Жесткая культурная политика второй Речи Посполитой привела к появлению террористической организации ОУН (признана экстремистской и запрещена в РФ), боровшейся против польского государства. А его собственное мировоззрение не изменилось ни в XX веке, когда с поляками воевали несколько раз подряд, ни в наши дни.

Зеленский братается с ними, а одновременно ксенофобская риторика в адрес украинских беженцев стала базой избирательной кампании всех кандидатов в президенты Польши.

Поддержка, демонстративно оказанная украинцам в 2022 году, за три года рухнула туда, где была всегда: согласно результатам опроса социологических центров ARC Rynek и Opinia, за последний год количество резко негативно относящихся к «братьям» поляков выросло до 30%, и только половина опрошенных не против того, чтобы и дальше принимать украинских беженцев.

Друг Макрон представляет страну, уже упоминавшуюся в связи с походом Наполеона, но вообще войн между Францией и Россией со времен Анны Ярославны, уехавшей в Париж, было четыре. Включая Крымскую войну, где французы вместе с Англией зашли в Чёрное море, высадили войска в Крыму и осадили Севастополь.

Его героическая оборона длилась 349 дней и стала центральным событием войны. И здесь, наверное, стоит вспомнить, что основная масса нижних чинов Черноморского флота была представлена украинцами, а самые известные герои обороны — матросы Пётр Кошка и Игнатий Шевченко.

Что же касается Отечественной войны 1812 года, то с французами бились украинские казачьи и гусарские полки. Одним из организаторов казачьих сил в Полтавской губернии был знаменитый писатель Иван Котляревский, автор «Энеиды». Общая численность всех формирований на территории Украины достигала 60 тысяч человек: в составе русской армии 1-й и 4-й Украинские казачьи полки участвовали в «битве народов» под Лейпцигом, а 2-й и 3-й брали Париж.

«Вместе со всей Европой», объединившейся против узурпатора и оккупанта Наполеона.

«Англичанка гадит» сообща русским и украинцам, не выделяя их, уже 200 лет точно — в рамках своей Большой игры. И выделять украинцев начала только для того, чтобы заставить их вступить в войну против России, не считаясь ни с жертвами, ни с разрушениями. А Стармер изображает сострадание только на встречах с украинскими руководителями — у себя дома он недрогнувшей рукой ужесточил требования к мигрантам.

Так что украинцам, приехавшим пожить у «добрых друзей», станет сложнее подаваться на рабочие визы и устраиваться на работу, что сильно ударит по ним: они вряд ли смогут доказать, что без них на должностях низшего уровня работать некому.

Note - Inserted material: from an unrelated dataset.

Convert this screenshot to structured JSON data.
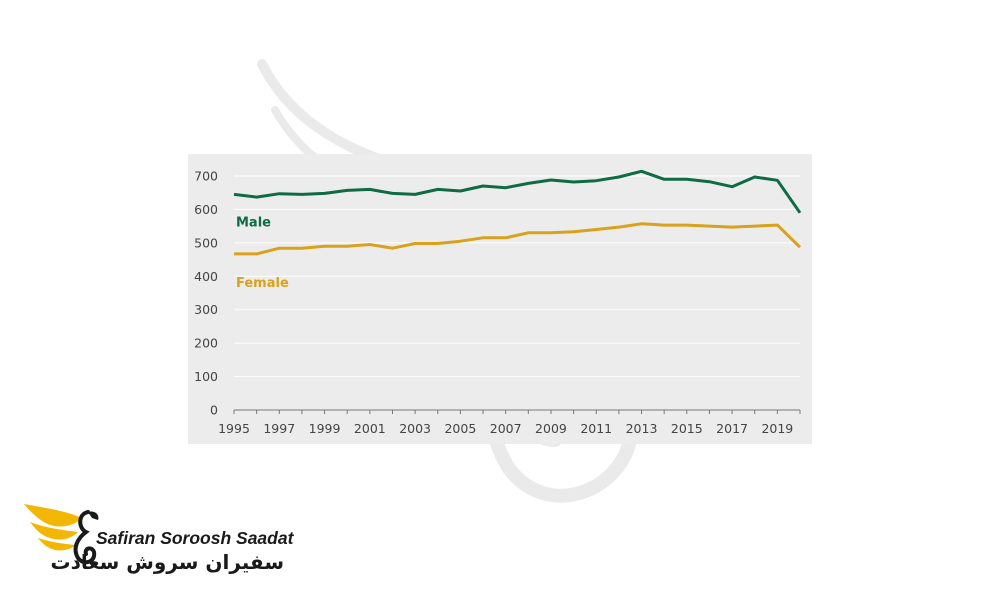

Ну а про немцев что и говорить.

Народная память до сих пор хранит ряд паттернов, крепко вбитых в неё в ходе последней «евроинтеграции» в 40-х годах прошлого века, когда вагоны с украинскими рабами поехали в Рейх. Набор типичных фраз и слово «фашист» все мы знаем с детства.

Немецкий «дранг нах Остен» с двумя визитами в Киев, порабощение и истребление славян, превращение Украины в житницу «Новой Германии» и сожженные вместе с людьми сёла навсегда останутся лучшим доказательством того, какие они друзья и союзники. От этой дружбы отбивались 7 миллионов украинцев в Красной армии и 220 тысяч украинских советских партизан.

Союзниками для Германии были только привычные и понятные жители Галичины, австрийской провинции, которых они отделяли от прочих и брали на роль надсмотрщиков и палачей. В принципе, то же самое происходит и теперь, когда коллективная Галичина встала над многомиллионным народом и навязывает ему своё видение мира, в котором немцы — братья, а русские — враги.

Просто во всей долгой и сложной истории она решила всегда выбирать сторону реальных врагов Руси, которая для украинцев и русских — общая. Так что когда принявший эти идеи как свои еврейский мальчик из Кривого Рога рассказывает про тесное взаимодействие с «европейской семьей», в его голосе эхом отзывается Акт восстановления украинской державы 1941 года. Там были точно такие же слова про «Национал-Социалистическую Велико-Германию», «которая под руководством Адольфа Гитлера создает новый строй в Европе и мире и помогает украинскому народу освободиться от московской оккупации».

А мнение украинского народа по данному поводу никого не интересовало ни тогда, ни сейчас.